Despite Jurassic Park, a real brontosaurus would be a truly terrifying sight. A human wouldn’t even leave a large grease spot on the bottom of one of those feet. They’d stomp a cow the way you’d stomp a mouse.


Yes. It’s real obvious they’ve got this down to a well-honed playbook. Details differ year to year, but the basic structure is the same every time. Stuff still goes wrong, but they have a plan for everything.

e.g. The Dora the Explorer balloon just ahead of us ended up short-handed. All the handlers are volunteers and by luck a bunch of them decided to no-show, probably over the weather. So they borrowed a few of ours. In the vid I cited in teh OP at around time 1h50m you can see a few folks in the wrong green Dino uniforms carrying Dora along with all the Dora-costumed folks.

Another balloon split a seam overnight Wed-Thu and never made the parade at all. The show goes on.


From when we stepped off the starting line for real we kept moving much better than I expected to. We stopped a few times (5?) over the 2-1/2 miles, but never for more than a minute. I also noted out pilot kept us hanging back from the unit ahead more than I might have expected. So perhaps he was playing smart so we’d absorb most of the stops just by slow-walking into the gap ahead.
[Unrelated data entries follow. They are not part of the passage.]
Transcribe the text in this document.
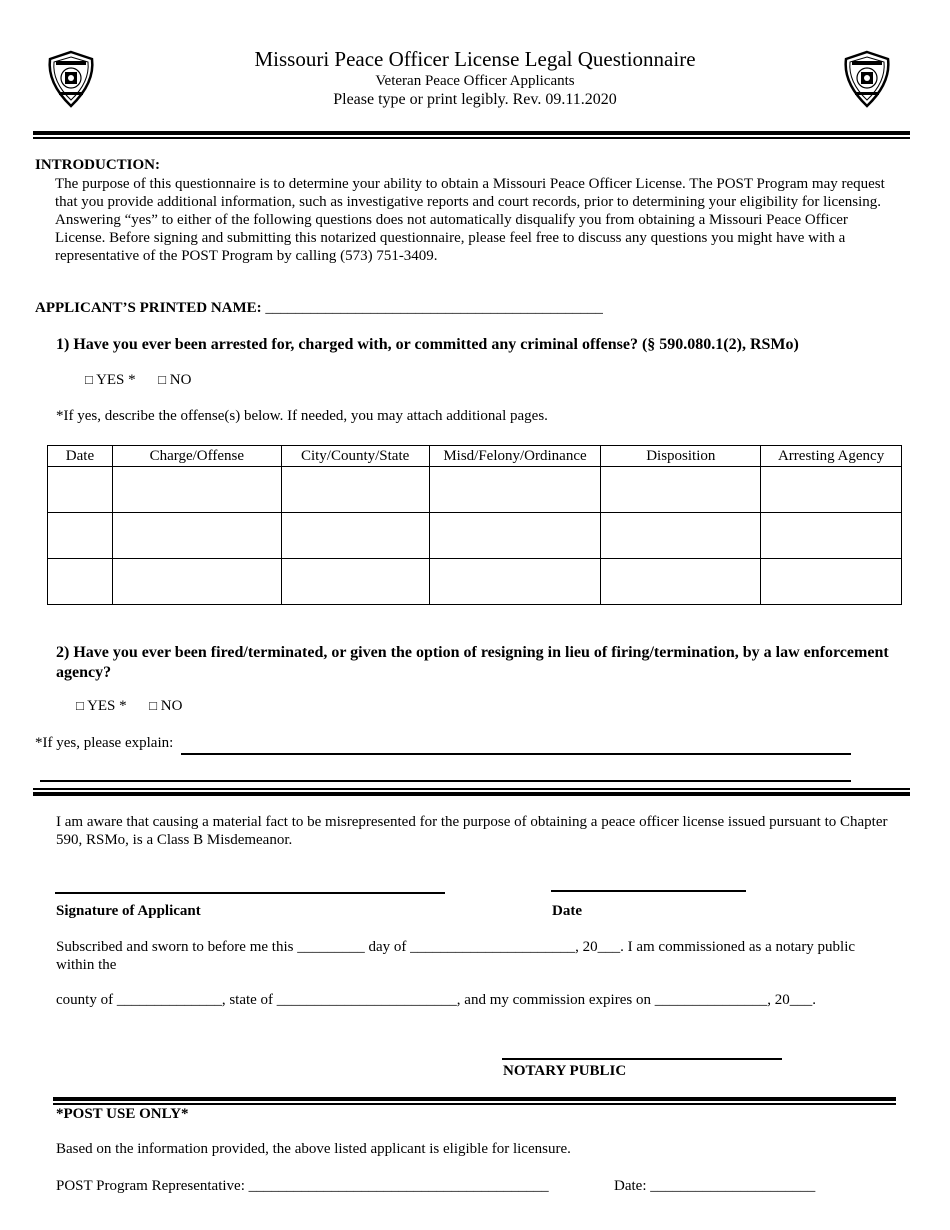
Missouri Peace Officer License Legal Questionnaire
Veteran Peace Officer Applicants
Please type or print legibly. Rev. 09.11.2020
INTRODUCTION:
The purpose of this questionnaire is to determine your ability to obtain a Missouri Peace Officer License. The POST Program may request that you provide additional information, such as investigative reports and court records, prior to determining your eligibility for licensing. Answering “yes” to either of the following questions does not automatically disqualify you from obtaining a Missouri Peace Officer License. Before signing and submitting this notarized questionnaire, please feel free to discuss any questions you might have with a representative of the POST Program by calling (573) 751-3409.
APPLICANT’S PRINTED NAME: _____________________________________________
1) Have you ever been arrested for, charged with, or committed any criminal offense? (§ 590.080.1(2), RSMo)
□ YES * □ NO
*If yes, describe the offense(s) below. If needed, you may attach additional pages.
Date	Charge/Offense	City/County/State	Misd/Felony/Ordinance	Disposition	Arresting Agency

2) Have you ever been fired/terminated, or given the option of resigning in lieu of firing/termination, by a law enforcement agency?
□ YES * □ NO
*If yes, please explain:
I am aware that causing a material fact to be misrepresented for the purpose of obtaining a peace officer license issued pursuant to Chapter 590, RSMo, is a Class B Misdemeanor.
Signature of Applicant	Date
Subscribed and sworn to before me this _________ day of ______________________, 20___. I am commissioned as a notary public within the
county of ______________, state of ________________________, and my commission expires on _______________, 20___.
NOTARY PUBLIC
*POST USE ONLY*
Based on the information provided, the above listed applicant is eligible for licensure.
POST Program Representative: ________________________________________	Date: ______________________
Yeah - one young woman singer was wearing a somewhat skimpy red outfit. Pretty sure when they stopped for the performance, I saw her come out from the back of the float as someone undrape a black cape or something off of them, and the handler then shuttled off the back of the float.

I was fully prepared to watch the parade but when I turned it on – streaming through Peacock – it was about 60% ads, 20% talking heads pitching some random product, and 20% actual parade and… yeah. I don’t have the patience for that. So I bailed. Now I wish I’d have just dealt with the commercials.

What kind of pace did you have to maintain? How long did it take to go the ~2½ miles?

When we were walking it was well below my normal admittedly fast pace. Slower also than a US military march which I always found slow back when I did such things. More like a casual walk in the park with hundreds of friends than a march.

And as noted above, we stopped for a minute or two from time to time. I did not hack my clock exactly, but for round numbers we hit the start line at 0845, maaaybe 0900 and finished at ~1100 so 2h00m to 2h15m to cover 2.5 miles. So ~1.25mph average. We were probably at ~30th percentile position within the total parade.

Who makes sure that Santa Claus is not intoxicated? After all, it’s cold out there!

Here is another vid taken from the right side of the parade. The dino becomes visible approaching in the distance at about 0h28m into the vid. It’s the unit closest to the camera from about 0h31m to 0h32m.

That’s awesome @LSLGuy. Congratulations on being in the parade.

I made a point to watch this year because our local high school band was in the parade. The Lake Hamilton High School Marching Power Band of Arkansas. I’m so happy the students got that experience. NBC aired them towards the end of the parade coverage.

Wow, small world. I used to go to Lakeside High, down the road.

Grats @LSLGuy!

Historically I wasn’t much of a parade watcher and certainly not an expert on them in general or Macy’s in particular.

I was surprised to learn HS bands were in the parade. I’d assumed they’d all be college bands; this being the biggest of the big leagues after all.

I have a nephew who attends one of the other high schools whose band was in this parade with me. He’s not a band member, but still an interesting coincidence.

The US has ~4K counties and probably ~10K high schools. 4 of which marched in this parade. What’re the odds?